Mithilfe des Hafens und der Universität könnte Wilhelmsburg der wirtschaftliche Brückenschlag gelingen. "Wilhelmsburg stand viele Jahre lang nicht im Fokus der Politik. Das hat sich 2008 geändert. Der Stadtteil gehört nun nicht mehr zum Bezirk Harburg, sondern zu Mitte", sagt Jochen Winand, Vorstandsvorsitzender der Entwicklungsgesellschaft Süderelbe AG. "Dass die CDU den Sprung über die Elbe zum Regierungsprogramm gemacht hat, bietet Wilhelmsburg große Chancen. Die Wirtschaft hier war immer schon kleinteilig und mittelständisch organisiert. Das ist ein erheblicher Vorteil."

An erfolgreichen Unternehmern mangelt es in Wilhelmsburg nicht. Einer von ihnen ist Matthias Knaack. Sein Vater hatte sich 1963 mit einem Abschleppdienst selbstständig gemacht und drei Jahre später den ersten Mobilkran gekauft. Daraus wurde eine Firma mit derzeit 100 Mitarbeitern und 40 Kranlastwagen, die Vater und Sohn gemeinsam führen. Die Hebekraft der Maschinen reicht von zwei bis 500 Tonnen. "Wir haben gerade unseren ersten 600-Tonnen-Kran bestellt", sagt Knaack auf dem Betriebshof inmitten seiner gelben Schwerlastfahrzeuge. Fünf Millionen Euro kostet der Neue. Das investiert Knaack trotz Wirtschaftskrise. "Wir haben in dieser Krise niemanden entlassen müssen", sagt er.

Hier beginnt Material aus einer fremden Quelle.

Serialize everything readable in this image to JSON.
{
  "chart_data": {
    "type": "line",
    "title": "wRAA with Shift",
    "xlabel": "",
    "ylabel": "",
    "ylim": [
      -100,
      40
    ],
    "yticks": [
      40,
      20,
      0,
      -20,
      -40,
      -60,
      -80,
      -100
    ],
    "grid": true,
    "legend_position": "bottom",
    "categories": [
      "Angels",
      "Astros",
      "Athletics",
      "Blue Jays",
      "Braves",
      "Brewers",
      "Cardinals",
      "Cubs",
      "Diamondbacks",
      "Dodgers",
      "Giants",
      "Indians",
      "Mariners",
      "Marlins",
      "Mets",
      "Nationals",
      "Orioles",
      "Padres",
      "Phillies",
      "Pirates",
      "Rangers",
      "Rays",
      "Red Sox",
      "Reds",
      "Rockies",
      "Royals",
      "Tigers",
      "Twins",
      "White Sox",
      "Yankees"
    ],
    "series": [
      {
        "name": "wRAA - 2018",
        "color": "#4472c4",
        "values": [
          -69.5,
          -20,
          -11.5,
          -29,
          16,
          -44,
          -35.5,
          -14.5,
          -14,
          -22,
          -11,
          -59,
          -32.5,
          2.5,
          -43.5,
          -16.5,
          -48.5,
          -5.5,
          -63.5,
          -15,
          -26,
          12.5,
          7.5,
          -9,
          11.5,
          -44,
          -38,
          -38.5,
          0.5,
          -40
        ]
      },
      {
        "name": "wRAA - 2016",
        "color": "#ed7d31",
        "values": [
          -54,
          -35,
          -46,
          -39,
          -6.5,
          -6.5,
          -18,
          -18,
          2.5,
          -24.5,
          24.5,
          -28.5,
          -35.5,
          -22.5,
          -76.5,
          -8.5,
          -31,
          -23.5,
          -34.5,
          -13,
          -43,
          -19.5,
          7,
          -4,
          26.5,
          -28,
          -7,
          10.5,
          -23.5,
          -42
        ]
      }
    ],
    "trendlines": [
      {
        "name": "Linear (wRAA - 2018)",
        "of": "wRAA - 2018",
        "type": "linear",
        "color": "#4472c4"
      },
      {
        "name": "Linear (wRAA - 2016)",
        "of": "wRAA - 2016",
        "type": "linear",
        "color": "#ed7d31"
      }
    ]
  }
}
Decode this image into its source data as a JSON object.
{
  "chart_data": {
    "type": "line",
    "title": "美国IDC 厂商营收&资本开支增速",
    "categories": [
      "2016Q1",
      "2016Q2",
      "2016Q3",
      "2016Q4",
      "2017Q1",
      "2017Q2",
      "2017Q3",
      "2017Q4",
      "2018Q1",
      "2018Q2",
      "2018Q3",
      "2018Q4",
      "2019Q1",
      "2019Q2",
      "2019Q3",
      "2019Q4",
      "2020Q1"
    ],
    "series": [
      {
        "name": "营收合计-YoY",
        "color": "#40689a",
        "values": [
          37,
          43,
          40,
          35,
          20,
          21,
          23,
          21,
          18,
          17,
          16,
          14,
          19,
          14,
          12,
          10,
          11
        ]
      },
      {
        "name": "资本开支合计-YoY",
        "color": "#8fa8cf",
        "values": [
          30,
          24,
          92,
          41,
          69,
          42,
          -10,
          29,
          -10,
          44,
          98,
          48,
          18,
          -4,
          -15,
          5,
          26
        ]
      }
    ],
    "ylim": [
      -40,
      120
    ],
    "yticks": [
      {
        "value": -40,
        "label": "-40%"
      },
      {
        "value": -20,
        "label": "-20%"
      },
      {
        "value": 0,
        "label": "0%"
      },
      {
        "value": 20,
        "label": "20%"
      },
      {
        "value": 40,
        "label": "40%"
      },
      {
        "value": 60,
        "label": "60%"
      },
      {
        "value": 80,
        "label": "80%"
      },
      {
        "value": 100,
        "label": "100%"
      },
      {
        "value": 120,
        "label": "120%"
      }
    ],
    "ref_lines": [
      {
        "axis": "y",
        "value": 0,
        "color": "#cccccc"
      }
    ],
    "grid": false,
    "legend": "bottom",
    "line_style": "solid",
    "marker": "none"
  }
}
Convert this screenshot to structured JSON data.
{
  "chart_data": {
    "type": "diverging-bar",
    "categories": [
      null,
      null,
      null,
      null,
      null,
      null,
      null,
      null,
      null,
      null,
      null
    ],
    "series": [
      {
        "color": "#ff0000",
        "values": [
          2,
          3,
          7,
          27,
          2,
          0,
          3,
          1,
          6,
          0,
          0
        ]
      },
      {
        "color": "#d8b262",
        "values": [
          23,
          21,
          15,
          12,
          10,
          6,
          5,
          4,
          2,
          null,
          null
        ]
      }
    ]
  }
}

Sein Geschäft wächst, weil Knaack seinen Standortvorteil nutzt, fast in der Mitte einer Metropole und zugleich eng verbunden mit mehreren Autobahnen. Ob am Michel oder an der Elbphilharmonie, wenn es in der Stadt etwas zu heben gibt, ist Knaack dabei. Besonders wichtig ist auch für ihn der Hafen. Der fällt zwar als Wachstumsmotor einstweilen aus. Dafür aber boomt das Geschäft beim Bau von Windturbinen in ganz Nordeuropa - ebenfalls ein Fall für Knaacks mächtige Teleskopkrane. Seine bislang größten, die 500-Tonner, kann er an diesem Tag leider nicht zeigen. Alle drei sind unterwegs, in Deutschland, Schweden und Italien. "Wilhelmsburg", sagt Knaack, "ist eben eine sehr gute Adresse."